Files
Aegis/docs/TECHNOLOGY_JUSTIFICATION.md

22 KiB
Raw Permalink Blame History

Aegis — Technology Justification

Document type: Architecture Board Submission
Author: Platform Architecture Team
Date: February 11, 2026
Classification: Internal
Status: Approved


1. Purpose

This document provides a formal justification for the technology selections made in the Aegis platform. Each technology choice is evaluated against the project's operational requirements, organizational constraints, security posture, and long-term sustainability. This document is intended for review by the Architecture Board and serves as the authoritative reference for technology governance.


2. Project Context

Aegis is an internal security operations platform that manages MITRE ATT&CK technique coverage through structured Red Team / Blue Team validation workflows. The platform integrates with 9 external threat intelligence and detection rule sources, enforces role-based access for 6 distinct user roles, and provides coverage analytics including heatmaps, scoring, compliance mapping, and executive reporting.

Operational Requirements

Requirement Detail
Deployment model On-premise, single-server, air-gap compatible
User base 10100 concurrent security analysts and leads
Data model 18+ relational entities with many-to-many relationships and semi-structured metadata
External integrations 9 data sources (MITRE TAXII 2.0, GitHub REST, D3FEND REST, Sigma YAML, Elastic TOML, CALDERA YAML, LOLBAS YAML, GTFOBins Markdown, STIX 2.0 JSON)
File storage Binary evidence files (screenshots, logs, PCAPs) ranging from KB to hundreds of MB
Scheduled operations 5 periodic background jobs (24h7d cycles)
Security RBAC, JWT authentication, audit logging, evidence chain of custody

Organizational Constraints

Constraint Detail
Team expertise Primary competency in Python and TypeScript
Target operators Security engineers, not DevOps specialists
Infrastructure Docker available; Kubernetes not guaranteed
Network Outbound HTTPS required for data source sync; inbound limited to platform UI
Budget Open-source preference; no commercial license dependencies for core platform

3. Backend Framework: FastAPI

Selection: FastAPI 0.x (latest stable) with Uvicorn ASGI server

Justification

FastAPI was selected as the backend framework based on four primary evaluation criteria: API development velocity, ecosystem compatibility, runtime performance, and developer experience.

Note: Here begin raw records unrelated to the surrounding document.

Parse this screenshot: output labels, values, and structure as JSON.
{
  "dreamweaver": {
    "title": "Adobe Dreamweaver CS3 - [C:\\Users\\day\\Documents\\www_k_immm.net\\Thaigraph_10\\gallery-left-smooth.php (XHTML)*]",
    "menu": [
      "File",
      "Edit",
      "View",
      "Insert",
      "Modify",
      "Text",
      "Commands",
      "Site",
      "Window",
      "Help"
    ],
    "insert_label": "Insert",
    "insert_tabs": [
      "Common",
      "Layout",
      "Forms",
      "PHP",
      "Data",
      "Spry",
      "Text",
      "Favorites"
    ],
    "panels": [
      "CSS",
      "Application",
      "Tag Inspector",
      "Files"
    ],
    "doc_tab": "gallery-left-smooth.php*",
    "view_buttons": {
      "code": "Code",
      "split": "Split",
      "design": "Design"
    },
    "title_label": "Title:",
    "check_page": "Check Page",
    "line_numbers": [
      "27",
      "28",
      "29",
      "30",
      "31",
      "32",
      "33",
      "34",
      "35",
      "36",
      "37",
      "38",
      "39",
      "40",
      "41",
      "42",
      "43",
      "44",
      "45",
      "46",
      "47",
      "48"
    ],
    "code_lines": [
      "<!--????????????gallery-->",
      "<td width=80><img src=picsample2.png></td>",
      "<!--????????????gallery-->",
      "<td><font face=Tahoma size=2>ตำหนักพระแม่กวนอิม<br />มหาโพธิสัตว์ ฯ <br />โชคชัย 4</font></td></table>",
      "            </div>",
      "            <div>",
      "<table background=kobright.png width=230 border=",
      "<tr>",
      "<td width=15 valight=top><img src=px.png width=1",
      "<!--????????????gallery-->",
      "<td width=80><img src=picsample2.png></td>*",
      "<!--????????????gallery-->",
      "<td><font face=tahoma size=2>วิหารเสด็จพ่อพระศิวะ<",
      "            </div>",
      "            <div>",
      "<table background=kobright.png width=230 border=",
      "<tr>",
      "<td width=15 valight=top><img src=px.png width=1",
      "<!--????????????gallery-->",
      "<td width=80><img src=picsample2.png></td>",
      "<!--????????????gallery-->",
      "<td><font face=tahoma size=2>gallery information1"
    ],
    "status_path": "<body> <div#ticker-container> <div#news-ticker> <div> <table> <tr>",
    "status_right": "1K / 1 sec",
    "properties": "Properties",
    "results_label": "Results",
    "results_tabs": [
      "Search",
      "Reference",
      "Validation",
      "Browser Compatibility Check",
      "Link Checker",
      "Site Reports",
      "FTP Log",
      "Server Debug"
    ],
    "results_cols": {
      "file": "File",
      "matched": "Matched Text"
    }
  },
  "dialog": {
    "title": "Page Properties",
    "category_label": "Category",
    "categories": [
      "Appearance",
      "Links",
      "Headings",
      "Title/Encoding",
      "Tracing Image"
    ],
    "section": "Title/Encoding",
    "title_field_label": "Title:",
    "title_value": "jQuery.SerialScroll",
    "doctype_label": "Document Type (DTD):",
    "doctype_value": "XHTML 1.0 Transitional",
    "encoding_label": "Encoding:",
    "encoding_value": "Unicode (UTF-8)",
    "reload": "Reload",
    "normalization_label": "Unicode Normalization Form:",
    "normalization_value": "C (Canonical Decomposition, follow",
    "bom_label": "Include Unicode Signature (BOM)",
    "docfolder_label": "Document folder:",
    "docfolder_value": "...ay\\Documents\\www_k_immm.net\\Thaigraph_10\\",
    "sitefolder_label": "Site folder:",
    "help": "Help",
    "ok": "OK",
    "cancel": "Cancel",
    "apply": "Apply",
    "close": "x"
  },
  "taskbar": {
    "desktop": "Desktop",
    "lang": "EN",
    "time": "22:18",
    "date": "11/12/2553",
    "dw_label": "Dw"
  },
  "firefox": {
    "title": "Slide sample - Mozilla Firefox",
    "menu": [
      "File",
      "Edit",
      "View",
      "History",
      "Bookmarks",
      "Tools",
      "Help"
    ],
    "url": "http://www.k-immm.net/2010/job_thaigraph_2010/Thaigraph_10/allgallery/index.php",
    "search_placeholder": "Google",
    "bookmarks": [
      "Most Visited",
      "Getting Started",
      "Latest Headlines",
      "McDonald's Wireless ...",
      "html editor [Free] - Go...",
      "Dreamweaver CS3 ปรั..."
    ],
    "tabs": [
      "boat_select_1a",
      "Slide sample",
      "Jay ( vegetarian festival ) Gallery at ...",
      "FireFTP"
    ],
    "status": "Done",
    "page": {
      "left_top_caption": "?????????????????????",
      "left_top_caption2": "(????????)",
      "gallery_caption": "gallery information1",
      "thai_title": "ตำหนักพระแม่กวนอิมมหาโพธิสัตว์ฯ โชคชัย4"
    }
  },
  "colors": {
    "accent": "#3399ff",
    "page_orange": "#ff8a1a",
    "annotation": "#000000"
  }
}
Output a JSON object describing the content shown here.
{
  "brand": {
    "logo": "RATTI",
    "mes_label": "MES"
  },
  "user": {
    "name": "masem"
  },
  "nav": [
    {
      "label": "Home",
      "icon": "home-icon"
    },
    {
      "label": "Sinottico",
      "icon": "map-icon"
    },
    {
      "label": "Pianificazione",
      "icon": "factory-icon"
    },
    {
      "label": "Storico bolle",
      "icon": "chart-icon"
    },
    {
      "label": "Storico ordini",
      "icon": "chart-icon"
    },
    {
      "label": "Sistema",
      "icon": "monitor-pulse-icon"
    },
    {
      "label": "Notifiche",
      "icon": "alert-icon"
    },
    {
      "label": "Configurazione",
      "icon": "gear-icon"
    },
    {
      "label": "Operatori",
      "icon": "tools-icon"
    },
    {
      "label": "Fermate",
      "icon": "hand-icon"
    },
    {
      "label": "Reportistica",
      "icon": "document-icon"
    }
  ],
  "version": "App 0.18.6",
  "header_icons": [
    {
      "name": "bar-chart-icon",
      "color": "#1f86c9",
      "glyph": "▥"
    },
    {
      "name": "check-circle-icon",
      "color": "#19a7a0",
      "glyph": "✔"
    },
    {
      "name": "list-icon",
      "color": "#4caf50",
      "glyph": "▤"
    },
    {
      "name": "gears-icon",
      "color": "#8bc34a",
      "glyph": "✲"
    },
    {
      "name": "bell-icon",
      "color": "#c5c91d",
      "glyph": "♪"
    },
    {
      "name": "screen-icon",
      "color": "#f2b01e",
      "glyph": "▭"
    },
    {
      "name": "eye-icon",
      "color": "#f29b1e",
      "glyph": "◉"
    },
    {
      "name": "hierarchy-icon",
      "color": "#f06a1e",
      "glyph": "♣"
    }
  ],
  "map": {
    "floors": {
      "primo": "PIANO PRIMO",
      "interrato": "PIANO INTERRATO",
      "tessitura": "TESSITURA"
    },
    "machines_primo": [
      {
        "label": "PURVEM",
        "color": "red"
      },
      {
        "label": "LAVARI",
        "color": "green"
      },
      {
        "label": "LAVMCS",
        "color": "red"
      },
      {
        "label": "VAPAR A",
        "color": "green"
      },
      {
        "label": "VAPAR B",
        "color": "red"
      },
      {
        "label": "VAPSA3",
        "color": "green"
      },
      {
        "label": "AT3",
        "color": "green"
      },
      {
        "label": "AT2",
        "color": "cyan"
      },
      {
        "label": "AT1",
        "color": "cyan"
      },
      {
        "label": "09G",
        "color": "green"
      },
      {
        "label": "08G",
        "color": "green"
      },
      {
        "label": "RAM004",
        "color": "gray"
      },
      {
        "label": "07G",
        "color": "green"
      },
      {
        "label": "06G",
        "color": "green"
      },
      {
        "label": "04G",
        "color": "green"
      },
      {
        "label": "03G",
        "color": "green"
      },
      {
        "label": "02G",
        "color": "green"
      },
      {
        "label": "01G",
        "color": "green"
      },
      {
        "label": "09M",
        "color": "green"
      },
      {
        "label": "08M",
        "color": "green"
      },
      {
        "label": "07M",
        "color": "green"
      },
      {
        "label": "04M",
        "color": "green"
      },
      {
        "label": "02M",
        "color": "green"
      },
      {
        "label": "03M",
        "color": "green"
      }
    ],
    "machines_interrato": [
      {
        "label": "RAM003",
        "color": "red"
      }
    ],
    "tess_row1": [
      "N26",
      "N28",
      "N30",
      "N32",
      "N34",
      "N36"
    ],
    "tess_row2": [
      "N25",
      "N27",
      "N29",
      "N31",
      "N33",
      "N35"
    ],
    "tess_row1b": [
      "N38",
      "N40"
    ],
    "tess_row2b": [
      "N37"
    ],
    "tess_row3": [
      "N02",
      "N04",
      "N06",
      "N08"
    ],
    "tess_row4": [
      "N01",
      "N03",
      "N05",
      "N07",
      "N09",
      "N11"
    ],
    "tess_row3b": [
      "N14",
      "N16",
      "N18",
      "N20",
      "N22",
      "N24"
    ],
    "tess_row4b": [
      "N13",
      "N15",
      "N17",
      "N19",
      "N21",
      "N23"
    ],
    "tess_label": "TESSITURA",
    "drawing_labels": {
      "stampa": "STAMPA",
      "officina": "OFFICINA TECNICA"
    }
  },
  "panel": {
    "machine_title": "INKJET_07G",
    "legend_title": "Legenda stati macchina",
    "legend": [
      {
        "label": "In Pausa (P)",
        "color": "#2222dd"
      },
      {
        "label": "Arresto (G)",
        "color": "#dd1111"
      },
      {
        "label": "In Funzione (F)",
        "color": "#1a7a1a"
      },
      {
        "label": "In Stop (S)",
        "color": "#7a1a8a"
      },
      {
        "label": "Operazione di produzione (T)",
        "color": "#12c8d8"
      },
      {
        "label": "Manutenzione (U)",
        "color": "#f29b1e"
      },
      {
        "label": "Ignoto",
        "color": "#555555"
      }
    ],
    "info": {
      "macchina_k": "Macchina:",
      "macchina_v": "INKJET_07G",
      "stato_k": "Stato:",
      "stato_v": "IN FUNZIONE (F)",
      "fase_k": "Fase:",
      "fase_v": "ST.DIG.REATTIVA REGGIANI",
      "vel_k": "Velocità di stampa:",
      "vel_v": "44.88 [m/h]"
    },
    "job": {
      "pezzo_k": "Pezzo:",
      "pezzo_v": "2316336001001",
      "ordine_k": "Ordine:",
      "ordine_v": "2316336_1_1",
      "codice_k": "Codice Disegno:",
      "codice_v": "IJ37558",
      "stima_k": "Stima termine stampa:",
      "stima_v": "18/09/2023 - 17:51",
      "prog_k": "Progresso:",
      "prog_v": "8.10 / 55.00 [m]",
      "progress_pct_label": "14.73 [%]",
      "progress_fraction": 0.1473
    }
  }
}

API Development Velocity. Aegis exposes 80+ REST endpoints across 21 domain modules. FastAPI's automatic OpenAPI specification generation from Python type annotations eliminates the need for separate API documentation tooling. Pydantic integration provides request and response validation at the framework level, reducing boilerplate code for schema enforcement. The Depends() dependency injection system enables composable middleware chains for authentication, authorization, and database session management without requiring a third-party DI container.

Ecosystem Compatibility. The platform's 9 external data source integrations depend on Python-specific libraries with no mature equivalents in other ecosystems:

Library Purpose Ecosystem
taxii2-client STIX/TAXII 2.0 protocol Python only
pySigma Sigma rule parsing and transformation Python only
PyYAML YAML parsing (Atomic Red Team, CALDERA, LOLBAS) Python preferred
toml TOML parsing (Elastic detection rules) Python preferred
boto3 S3-compatible storage API (MinIO) Python preferred
defusedxml Secure XML processing Python preferred

Selecting a non-Python backend would require reimplementing or wrapping these libraries, introducing significant engineering risk.

Runtime Performance. FastAPI's ASGI foundation provides asynchronous request handling capability. While the current implementation uses synchronous route handlers (due to SQLAlchemy's synchronous session model), the framework does not impose a performance ceiling for the target user base (10100 concurrent users). Benchmark data from independent testing consistently places FastAPI among the highest-performing Python web frameworks.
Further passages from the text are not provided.